To date, as a direct response to the campaign, the
Government has agreed to implement many of these proposals.
However, the politicians are still resisting to the heart of Sarah's Law,
that is parents' right to controlled information about child sex offenders
in their neighbourhood.


They reveal the true depth of depravity that exists
so close to home. It is why we must know who are the paedophiles among
us:
- There are officially more than 110,000 convicted
paedophiles in England and Wales, around seven in every 1,000 men aged
over 20. But experts believe the true figure is far higher because so
few cases reach the courts. This monstrosity knows no class barriers
- 35 per cent of those brought before the courts are from a professional
background.
- Detective Chief Inspector Bob McLachlan, head of
Scotland Yard's paedophile unit, reveals that 64 per cent of paedophiles
re-offend four or more years after their first conviction.
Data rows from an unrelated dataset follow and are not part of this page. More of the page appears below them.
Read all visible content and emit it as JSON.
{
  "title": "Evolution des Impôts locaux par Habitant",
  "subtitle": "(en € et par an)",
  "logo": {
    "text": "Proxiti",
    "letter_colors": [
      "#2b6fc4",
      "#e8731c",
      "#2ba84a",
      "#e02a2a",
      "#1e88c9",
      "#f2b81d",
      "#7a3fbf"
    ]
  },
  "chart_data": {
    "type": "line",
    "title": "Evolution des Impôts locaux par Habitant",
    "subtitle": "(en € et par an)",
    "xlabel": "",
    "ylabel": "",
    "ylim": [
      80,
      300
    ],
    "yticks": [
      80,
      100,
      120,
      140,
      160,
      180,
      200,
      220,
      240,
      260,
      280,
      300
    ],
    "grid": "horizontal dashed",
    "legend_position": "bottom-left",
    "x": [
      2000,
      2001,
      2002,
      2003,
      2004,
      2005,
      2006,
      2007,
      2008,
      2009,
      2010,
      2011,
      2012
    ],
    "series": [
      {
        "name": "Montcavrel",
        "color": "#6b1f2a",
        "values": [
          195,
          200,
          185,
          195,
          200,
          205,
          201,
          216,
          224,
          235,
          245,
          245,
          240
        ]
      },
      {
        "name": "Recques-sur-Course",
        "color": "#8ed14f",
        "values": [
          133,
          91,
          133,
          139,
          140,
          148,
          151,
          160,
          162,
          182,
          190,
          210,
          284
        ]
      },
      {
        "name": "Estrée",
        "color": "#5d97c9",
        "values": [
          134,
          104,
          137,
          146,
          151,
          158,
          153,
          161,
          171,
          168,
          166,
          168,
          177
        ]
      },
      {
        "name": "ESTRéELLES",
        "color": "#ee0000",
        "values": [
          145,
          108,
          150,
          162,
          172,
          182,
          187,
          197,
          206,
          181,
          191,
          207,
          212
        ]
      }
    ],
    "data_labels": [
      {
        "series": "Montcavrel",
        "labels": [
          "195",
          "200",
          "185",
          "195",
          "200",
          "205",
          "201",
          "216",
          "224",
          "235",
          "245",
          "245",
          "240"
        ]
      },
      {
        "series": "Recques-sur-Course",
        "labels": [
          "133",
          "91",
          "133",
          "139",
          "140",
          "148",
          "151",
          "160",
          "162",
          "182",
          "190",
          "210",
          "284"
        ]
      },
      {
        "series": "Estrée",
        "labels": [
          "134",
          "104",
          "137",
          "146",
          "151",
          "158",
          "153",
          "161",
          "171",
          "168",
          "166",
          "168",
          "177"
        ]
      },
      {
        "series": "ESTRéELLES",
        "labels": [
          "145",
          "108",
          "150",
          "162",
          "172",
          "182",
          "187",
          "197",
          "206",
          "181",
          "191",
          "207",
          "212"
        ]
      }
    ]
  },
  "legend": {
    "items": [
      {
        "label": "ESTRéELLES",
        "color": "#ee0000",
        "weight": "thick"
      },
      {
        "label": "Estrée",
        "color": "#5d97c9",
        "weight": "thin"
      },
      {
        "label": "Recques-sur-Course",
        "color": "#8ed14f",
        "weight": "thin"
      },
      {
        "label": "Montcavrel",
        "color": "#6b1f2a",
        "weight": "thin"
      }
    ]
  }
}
- An independent study on 500 paedophiles found that
they had each molested on average 380 children. Government figures also
show that 30 per cent of offenders have had at least 10 child victims.
Experts believe the average paedophile would have abused 200 children
before ever being prosecuted.
- Between five and nine children are abducted and
killed each year. The grief and despair touches every area of the country.
- There are 4,000 men aged 20-25 with paedophile
convictions and 6,000 aged 26-29. 21,000 are in their 30s and 79,000
over 40. Many paedophiles fall into a cycle of offending which becomes
increasingly serious and frequent.
- The number of convictions for gross indecency with
a child doubled between 1985 and 1995, from 633 to 1,287.
- Adolescents make up one third of all child sex
crime. This means there are around 35,000 teenagers in Britain who have
committed a sexual offence against a child. Because abuse is a persistent
crime, many of these youngsters will turn into adult abusers.
- According to a Home Office survey around one in
60 men born in 1953 had a conviction for some type of sexual offence
by the time they were 40.
- There are 12,000 people on the Sex Offenders Register
which came into force in 1997 and includes all sexual crime. More than
2,200 men cautioned for sex offences each year are required to sign
on to it for five years. But the law does not require people convicted
before 1997 to register on it.
- More than 20,000 child victims of a sex-related
crime rang the Childline and NSPCC helplines last year. But two thirds
of children will never report a sex attack.